Engine Evaluation Stability Analysis

A Comparative Study of Chess Engine Evaluation Consistency Across Search Depths

Abstract: This study examines the evaluation stability of seven chess engines by measuring consistency between 250,000 and 500,000 node searches across 6,488 positions from 100 games. We find that evaluation stability correlates inversely with competitive strength (Elo), suggesting a fundamental tradeoff between strategic coherence and tactical sharpness. Theoria16 achieves exceptional stability (96.4%, Grade A) but at an 80 Elo cost relative to Stockfish 17 (38.0%, Grade D+). Analysis of the Optimism parameter reveals that a small systematic bias produces more coherent evaluations than unbiased assessment, with implications for both engine design and chess pedagogy. We identify a "comprehensibility boundary" around 3620 Elo, above which engines appear to sacrifice human-interpretable strategic coherence for competitive gains.

1. Introduction

Chess engine evaluation has reached superhuman levels, yet the nature of these evaluations remains poorly understood. Do stronger engines produce more accurate assessments of positions, or do they achieve competitive success through mechanisms that resist human interpretation?

This study investigates evaluation stability—the consistency of an engine's position assessment as search depth increases. We hypothesize that engines optimized for competitive fitness may exhibit different stability profiles than engines trained on outcome-based (teleological) evaluation data.

Our analysis encompasses engines from different training paradigms: Stockfish 17 (fitness-trained via competitive selection), Theoria16 (trained on Leela Chess Zero evaluation data), and several other engines including Obsidian, Caissa, and Theoria17 variants with different NNUE architectures.
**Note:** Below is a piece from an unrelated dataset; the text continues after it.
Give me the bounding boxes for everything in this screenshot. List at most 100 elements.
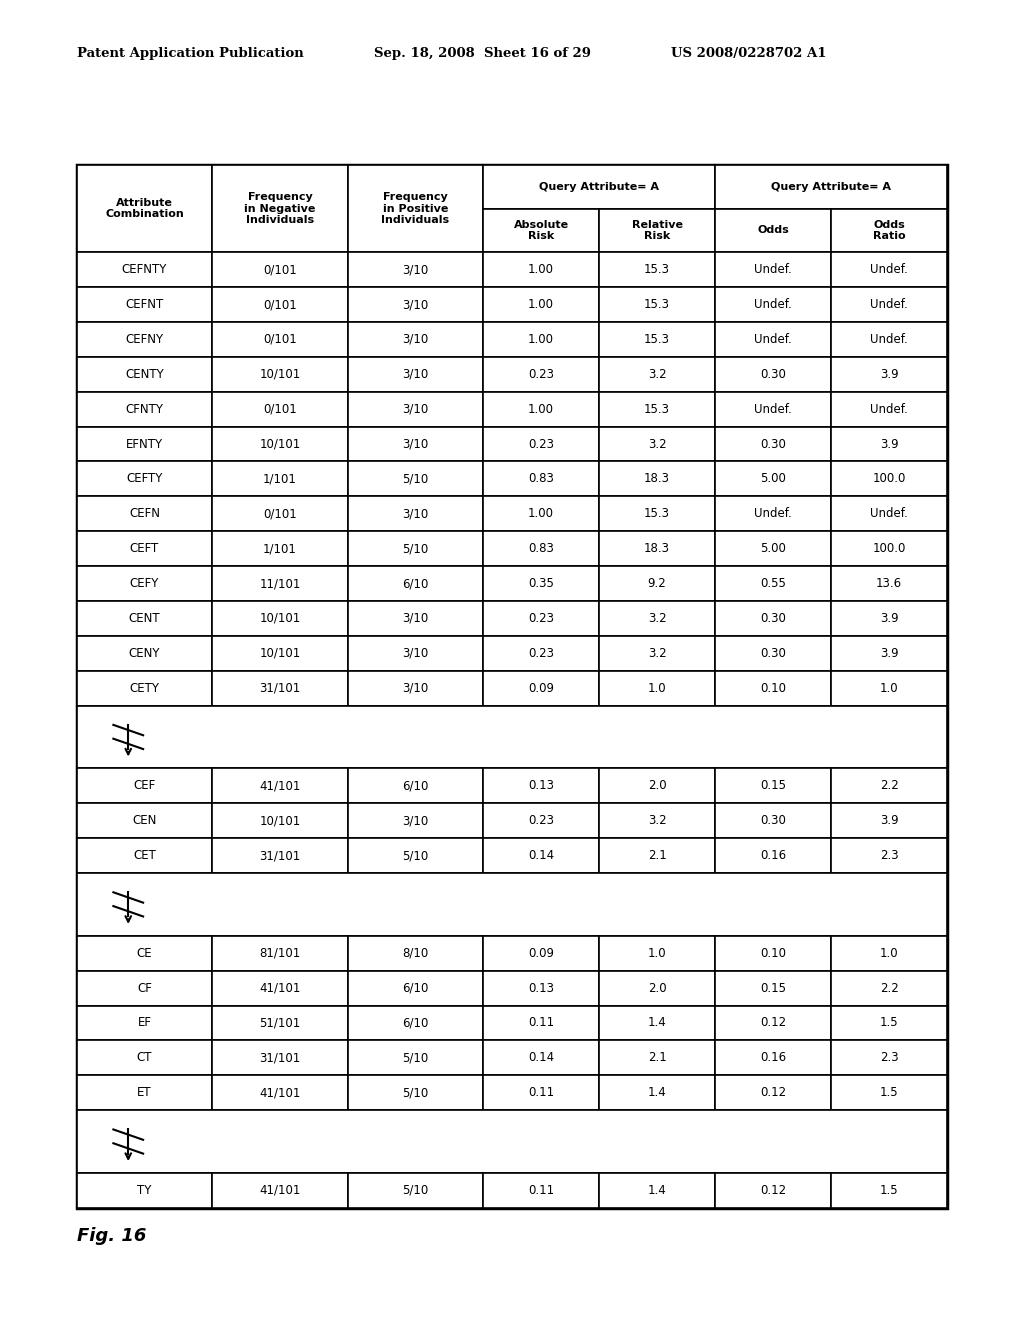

2. Why Stability Matters for Strategic Analysis

Evaluation stability—the consistency of an engine's assessment as search depth increases—has direct implications for the quality and interpretability of chess analysis.

2.1 Coherent Strategic Narratives

When an engine's evaluation shifts erratically between search depths, the implied "plan" changes with it. A position assessed as +0.3 at 250k nodes might jump to +0.8 at 500k nodes—not because the engine found a winning tactic, but because its evaluation recalibrated in ways that don't correspond to any identifiable strategic change. This makes it impossible to construct coherent narratives about why certain moves are good.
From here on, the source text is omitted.